Fostering Global Collaborations at the United States-Africa University Partnerships Initiative Summit 

By: Grace Pregent

Left to right: Dr. Avasha Rambiritch, Prof. Pineteh Angu, and Dr. Grace Pregent 

This February the United States-Africa University Partnerships Initiative Summit brought together partners from public, private, and civil spheres to engage in building sustainable Global North-Global South coalitions. It was a two-day event hosted by the University of Pretoria, and I was honored to represent the Writing Center at Michigan State University. This was my first time in South Africa, and I particularly valued staying at the innovative Future Africa Campus along with other delegates. Each day we walked to the conference facility through the campus gardens, which were designed to highlight how an urban landscape can be utilized as a food resource. 

Participants engaged in dialogue around experiences and lessons learned from collaborative higher education initiatives invested in by the United States Department. The theme was “Equitable and Sustainable Partnerships for Impact,” and in his presentation, Dean Steven Hanson shared about MSU’s extensive history in collaborating with African higher education institutions (fun fact: I learned that out of the 76 languages taught at MSU, 30 are African languages). He also shared about the grant-funded project on developing writing and research capacity led by Co-PIs from the Writing Center and Makerere University in Uganda. I met our Co-PI from Makerere, Prof. Fredrick Muyodi, in person for the first time as we engaged in the conference with several members of MSU’s Alliance for African Partnerships (AAP). 
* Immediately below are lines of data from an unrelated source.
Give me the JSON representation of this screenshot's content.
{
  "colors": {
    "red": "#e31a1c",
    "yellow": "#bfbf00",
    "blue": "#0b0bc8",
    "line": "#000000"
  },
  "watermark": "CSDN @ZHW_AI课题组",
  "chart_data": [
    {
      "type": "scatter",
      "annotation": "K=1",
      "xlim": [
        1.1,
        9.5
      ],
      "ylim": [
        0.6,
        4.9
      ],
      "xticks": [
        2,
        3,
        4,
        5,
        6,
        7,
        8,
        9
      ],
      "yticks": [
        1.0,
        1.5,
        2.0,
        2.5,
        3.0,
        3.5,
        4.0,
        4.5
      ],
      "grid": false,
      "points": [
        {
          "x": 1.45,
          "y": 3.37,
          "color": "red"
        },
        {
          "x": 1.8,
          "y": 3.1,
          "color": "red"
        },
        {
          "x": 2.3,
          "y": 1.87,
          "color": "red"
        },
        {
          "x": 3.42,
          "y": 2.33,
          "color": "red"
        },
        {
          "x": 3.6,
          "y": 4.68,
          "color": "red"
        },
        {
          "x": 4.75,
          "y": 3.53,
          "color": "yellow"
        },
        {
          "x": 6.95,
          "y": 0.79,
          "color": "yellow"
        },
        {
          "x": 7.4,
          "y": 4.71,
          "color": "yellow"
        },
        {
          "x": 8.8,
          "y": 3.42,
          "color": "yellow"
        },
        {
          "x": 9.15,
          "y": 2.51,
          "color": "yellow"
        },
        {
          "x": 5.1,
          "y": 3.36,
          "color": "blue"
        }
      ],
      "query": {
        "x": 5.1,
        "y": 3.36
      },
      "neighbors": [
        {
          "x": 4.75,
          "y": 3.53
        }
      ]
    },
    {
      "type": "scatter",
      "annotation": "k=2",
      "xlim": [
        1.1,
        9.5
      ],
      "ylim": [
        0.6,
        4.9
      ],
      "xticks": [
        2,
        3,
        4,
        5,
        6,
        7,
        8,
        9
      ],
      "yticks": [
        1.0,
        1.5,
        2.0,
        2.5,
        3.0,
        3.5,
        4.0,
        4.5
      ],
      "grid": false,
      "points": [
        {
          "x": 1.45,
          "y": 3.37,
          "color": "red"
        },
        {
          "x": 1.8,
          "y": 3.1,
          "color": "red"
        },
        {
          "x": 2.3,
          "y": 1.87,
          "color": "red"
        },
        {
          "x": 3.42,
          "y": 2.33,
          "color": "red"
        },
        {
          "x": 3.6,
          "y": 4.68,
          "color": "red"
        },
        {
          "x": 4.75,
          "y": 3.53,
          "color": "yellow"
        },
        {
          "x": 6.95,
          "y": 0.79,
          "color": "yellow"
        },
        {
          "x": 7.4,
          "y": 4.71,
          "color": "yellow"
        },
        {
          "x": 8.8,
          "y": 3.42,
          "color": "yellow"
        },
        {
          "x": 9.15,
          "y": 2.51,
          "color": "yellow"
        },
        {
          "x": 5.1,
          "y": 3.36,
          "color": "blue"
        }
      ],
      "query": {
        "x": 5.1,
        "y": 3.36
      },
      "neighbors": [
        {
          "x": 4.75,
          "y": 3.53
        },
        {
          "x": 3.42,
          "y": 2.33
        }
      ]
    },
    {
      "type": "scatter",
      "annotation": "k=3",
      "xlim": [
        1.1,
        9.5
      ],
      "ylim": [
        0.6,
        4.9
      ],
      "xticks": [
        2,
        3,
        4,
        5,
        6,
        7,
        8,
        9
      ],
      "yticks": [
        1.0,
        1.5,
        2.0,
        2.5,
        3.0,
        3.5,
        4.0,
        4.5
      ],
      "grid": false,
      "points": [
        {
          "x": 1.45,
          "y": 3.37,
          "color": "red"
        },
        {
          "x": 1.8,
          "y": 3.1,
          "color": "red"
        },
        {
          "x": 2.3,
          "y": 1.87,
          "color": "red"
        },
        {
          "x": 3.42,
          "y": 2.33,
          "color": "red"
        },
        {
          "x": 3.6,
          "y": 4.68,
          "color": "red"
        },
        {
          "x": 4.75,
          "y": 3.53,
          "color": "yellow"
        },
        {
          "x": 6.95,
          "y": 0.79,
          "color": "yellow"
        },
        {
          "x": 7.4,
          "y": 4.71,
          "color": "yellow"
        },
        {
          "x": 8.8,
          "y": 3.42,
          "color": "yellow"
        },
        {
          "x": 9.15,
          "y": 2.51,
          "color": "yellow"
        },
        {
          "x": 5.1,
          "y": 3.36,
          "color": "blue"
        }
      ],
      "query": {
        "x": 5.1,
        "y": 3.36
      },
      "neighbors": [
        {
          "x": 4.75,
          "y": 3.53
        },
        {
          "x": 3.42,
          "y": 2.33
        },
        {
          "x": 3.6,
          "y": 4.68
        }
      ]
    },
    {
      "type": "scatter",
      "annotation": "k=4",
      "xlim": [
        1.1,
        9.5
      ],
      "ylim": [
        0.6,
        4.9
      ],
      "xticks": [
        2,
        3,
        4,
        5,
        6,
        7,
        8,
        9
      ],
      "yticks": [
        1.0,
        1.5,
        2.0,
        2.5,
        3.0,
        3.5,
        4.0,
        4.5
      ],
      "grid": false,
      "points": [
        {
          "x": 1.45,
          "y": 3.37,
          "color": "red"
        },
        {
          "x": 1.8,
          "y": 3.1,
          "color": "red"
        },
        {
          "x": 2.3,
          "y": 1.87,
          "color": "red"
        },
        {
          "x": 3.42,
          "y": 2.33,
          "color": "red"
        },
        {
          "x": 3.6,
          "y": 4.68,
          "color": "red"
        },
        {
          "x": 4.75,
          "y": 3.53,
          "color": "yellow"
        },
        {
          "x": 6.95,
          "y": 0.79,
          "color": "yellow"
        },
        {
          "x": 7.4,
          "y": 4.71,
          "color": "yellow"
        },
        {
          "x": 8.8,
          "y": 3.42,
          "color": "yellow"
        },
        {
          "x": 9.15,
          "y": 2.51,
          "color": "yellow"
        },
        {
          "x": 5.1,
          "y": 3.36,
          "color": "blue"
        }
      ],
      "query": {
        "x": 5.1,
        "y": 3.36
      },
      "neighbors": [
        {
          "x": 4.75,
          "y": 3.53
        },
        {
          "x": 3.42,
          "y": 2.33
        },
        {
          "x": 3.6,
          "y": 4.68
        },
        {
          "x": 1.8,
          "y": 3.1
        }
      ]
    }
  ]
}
While attending the summit, I also visited with the University of Pretoria’s Humanities Writing Center (HWC) and Unit for Academic Literacy. Dr. Avasha Rambiritch (HWC Coordinator) and Prof. Pineteh Angu (Director and Associate Professor in the Unit for Academic Literacy) generously hosted me, Prof. Muyodi, and MSU WRAC graduate student Tshepang Mashiloane for lunch and a tour of their writing center. While participating in a roundtable, I learned more about writing centers in the South African context and the grant-funded research taking place at the HWC through video recording consultations and thematically considering culturally cognizant consulting practices. For example, Dr. Rambiritch and the consultants shared about enriching consulting sessions with multilingual metaphors that honor the many languages spoken by their writers and about considering the construct of writing centers as “global villages.” Going forward, we’re keen to work with the HWC on a comparative study of effective writing consultations that would decenter Western practices and ways of working with writers. We also hope to host Dr. Rambiritch as a visiting scholar at Michigan State in the near future (stay tuned).

Since joining the Writing Center in 2019, I have been amazed by the breadth of the Center’s partnerships across communities. Working alongside multiple campus partners including AAP, the African Studies Center, Canadian Studies Center, and the Education Abroad Office, we’re fostering intentional and reciprocal collaborations that offer faculty, staff, students, and community members opportunities to connect across cultures through writing. Together we’re thinking in complex ways about global community making, with all its possible exciting effects, while keeping in mind the potential harm caused by globalization without respect for difference and local context. 

This work energizes me, and with renewed enthusiasm following the summit, I’m excited for the collaborative writing and research possibilities continuing and coming next for the Writing Center at Michigan State and our partners. We have so much to learn from each other.